Ayushman Bharat (AB) is a major health policy reform, designed to strengthen comprehensive Primary Health Care (PHC) services and to provide financial protection to the poor against impoverishing Hospital-Based Care (HBC). A hundred and fifty thousand Health & Wellness Clinics (HWC) are being planned under the program, by upgrading the existing sub-centers and primary health care centers. The Pradhan Mantri Jan Arogya Yojana (PMJAY) is designed to offer financial protection to nearly 500 million plus, socio-economically disadvantaged beneficiaries towards hospital-based care of notified diseases and procedures. There is also an ongoing effort at bringing convergence between various publicly funded health schemes like the ESIS and CGHS to drive efficiency and the strengthen strategic purchasing lever.
Various state and national level public health insurance programs that preceded PMJAY did not reduce the per capita out of pocket expenses (OOPE) of the beneficiaries as per various studies. However, the incidence of catastrophic and impoverishing health expenses came down, but not as much as intended. A demographic shift towards non-communicable diseases (NCD) across every state is one of the key reasons, as patients with NCDs incur lifelong outpatient expenses for consultations, drugs, and diagnostics. Strengthening publicly funded PHC services through HWCs will mitigate the continuing burden of OOPE.
Beneficiary enrollment and the utilization of services as per their health needs have been lagging in many states implementing PMJAY. Community health workers (ASHA and ANMs) are playing a vital role in various programs under the National Health Mission (NHM). They played an important, albeit less appreciated role during the current Covid pandemic. They work under the aegis of the NHM, but can play an equally important role in the implementation of PMJAY both in terms of the enrollment and education of beneficiaries and ensuring proper utilization of services covered under the scheme. Hence, there is a need for a close relationship between the two implementing authorities, namely the National Health Authority (NHA) and the NHM.

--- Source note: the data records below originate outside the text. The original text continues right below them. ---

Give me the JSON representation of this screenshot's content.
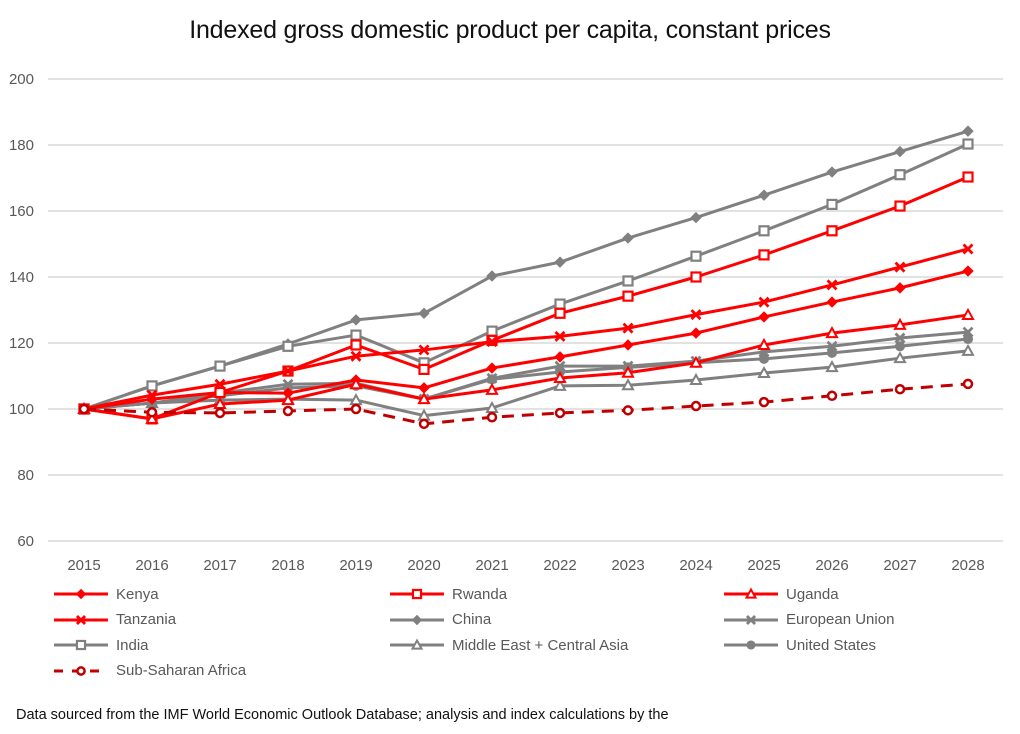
{
  "chart_data": {
    "type": "line",
    "title": "Indexed gross domestic product per capita, constant prices",
    "xlabel": "",
    "ylabel": "",
    "ylim": [
      60,
      200
    ],
    "yticks": [
      60,
      80,
      100,
      120,
      140,
      160,
      180,
      200
    ],
    "grid": true,
    "legend_position": "bottom",
    "x": [
      "2015",
      "2016",
      "2017",
      "2018",
      "2019",
      "2020",
      "2021",
      "2022",
      "2023",
      "2024",
      "2025",
      "2026",
      "2027",
      "2028"
    ],
    "series": [
      {
        "name": "Kenya",
        "color": "#ff0000",
        "marker": "diamond",
        "dash": false,
        "values": [
          100,
          103.0,
          105.0,
          104.8,
          108.8,
          106.4,
          112.4,
          115.8,
          119.4,
          123.0,
          127.9,
          132.4,
          136.7,
          141.8
        ]
      },
      {
        "name": "Rwanda",
        "color": "#ff0000",
        "marker": "square",
        "dash": false,
        "values": [
          100,
          97.0,
          105.0,
          111.5,
          119.4,
          112.0,
          120.8,
          129.0,
          134.2,
          140.0,
          146.7,
          154.0,
          161.5,
          170.3
        ]
      },
      {
        "name": "Uganda",
        "color": "#ff0000",
        "marker": "triangle",
        "dash": false,
        "values": [
          100,
          97.0,
          101.5,
          102.7,
          107.5,
          103.0,
          105.8,
          109.4,
          111.0,
          114.0,
          119.4,
          123.0,
          125.5,
          128.5
        ]
      },
      {
        "name": "Tanzania",
        "color": "#ff0000",
        "marker": "x",
        "dash": false,
        "values": [
          100,
          104.2,
          107.5,
          111.5,
          116.0,
          117.9,
          120.4,
          122.0,
          124.5,
          128.6,
          132.4,
          137.6,
          143.0,
          148.5
        ]
      },
      {
        "name": "China",
        "color": "#808080",
        "marker": "diamond",
        "dash": false,
        "values": [
          100,
          107.0,
          113.0,
          119.7,
          127.0,
          129.0,
          140.3,
          144.5,
          151.8,
          158.0,
          164.8,
          171.8,
          178.0,
          184.2
        ]
      },
      {
        "name": "European Union",
        "color": "#808080",
        "marker": "x",
        "dash": false,
        "values": [
          100,
          101.8,
          104.8,
          107.5,
          107.8,
          103.0,
          109.3,
          113.0,
          113.0,
          114.5,
          117.3,
          119.0,
          121.5,
          123.3
        ]
      },
      {
        "name": "India",
        "color": "#808080",
        "marker": "square",
        "dash": false,
        "values": [
          100,
          107.0,
          113.0,
          119.0,
          122.4,
          114.0,
          123.6,
          131.8,
          138.8,
          146.3,
          154.0,
          162.0,
          171.0,
          180.3
        ]
      },
      {
        "name": "Middle East + Central Asia",
        "color": "#808080",
        "marker": "triangle",
        "dash": false,
        "values": [
          100,
          101.8,
          102.7,
          103.0,
          102.7,
          98.0,
          100.3,
          107.0,
          107.2,
          108.8,
          110.9,
          112.7,
          115.4,
          117.6
        ]
      },
      {
        "name": "United States",
        "color": "#808080",
        "marker": "circle",
        "dash": false,
        "values": [
          100,
          101.8,
          104.0,
          106.4,
          107.0,
          103.0,
          109.0,
          111.2,
          112.6,
          114.0,
          115.2,
          117.0,
          119.0,
          121.2
        ]
      },
      {
        "name": "Sub-Saharan Africa",
        "color": "#c00000",
        "marker": "circle-open",
        "dash": true,
        "values": [
          100,
          99.0,
          98.8,
          99.4,
          100.0,
          95.5,
          97.5,
          98.8,
          99.6,
          100.9,
          102.1,
          104.0,
          106.0,
          107.6
        ]
      }
    ]
  },
  "footnote": "Data sourced from the IMF World Economic Outlook Database; analysis and index calculations by the"
}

PHCs are important gatekeepers in the appropriate use of hospital-based care. They can triage patients to appropriate empaneled hospitals as per the underlying disease condition. They can use their sound judgement in choosing the right hospital. Since PMJAY is publicly funded, the referral should be, where possible, to an empaneled government hospital. This will be in line with the strategy of selective purchase of services from private providers as stated in the National Health Policy, 2017. As sub centers, PHCs, and the newly formed HWCs are under the purview of the NHM, the need for close collaboration between the NHA and the NHM is reemphasized.
Unlike in the past, most people now suffer from chronic infectious and non-communicable disease that require continuity of care between PHC and HBC. Three proven strategies – robust two-way referral system, interoperable health records, and chronic disease prevention and management programs – are essential in ensuring a continuum of care. The Ayushman Bharat Digital Mission (ABDM) under the domain of NHA is critical in integrating PHC and HBC. ABDM is designed to integrate highly fragmented Indian health systems. Symphony-like coordination is essential between PMJAY, ABDM, and NHM to enable the continuity of care.
Currently we do not witness the interdepartmental coordination needed between NHA and NHM. Hence, the leadership that oversees both these limbs of the public health system should be cognizant of the widening dichotomy and make all-out efforts to bring in this harmony for the Ayushman Bharat mission to succeed.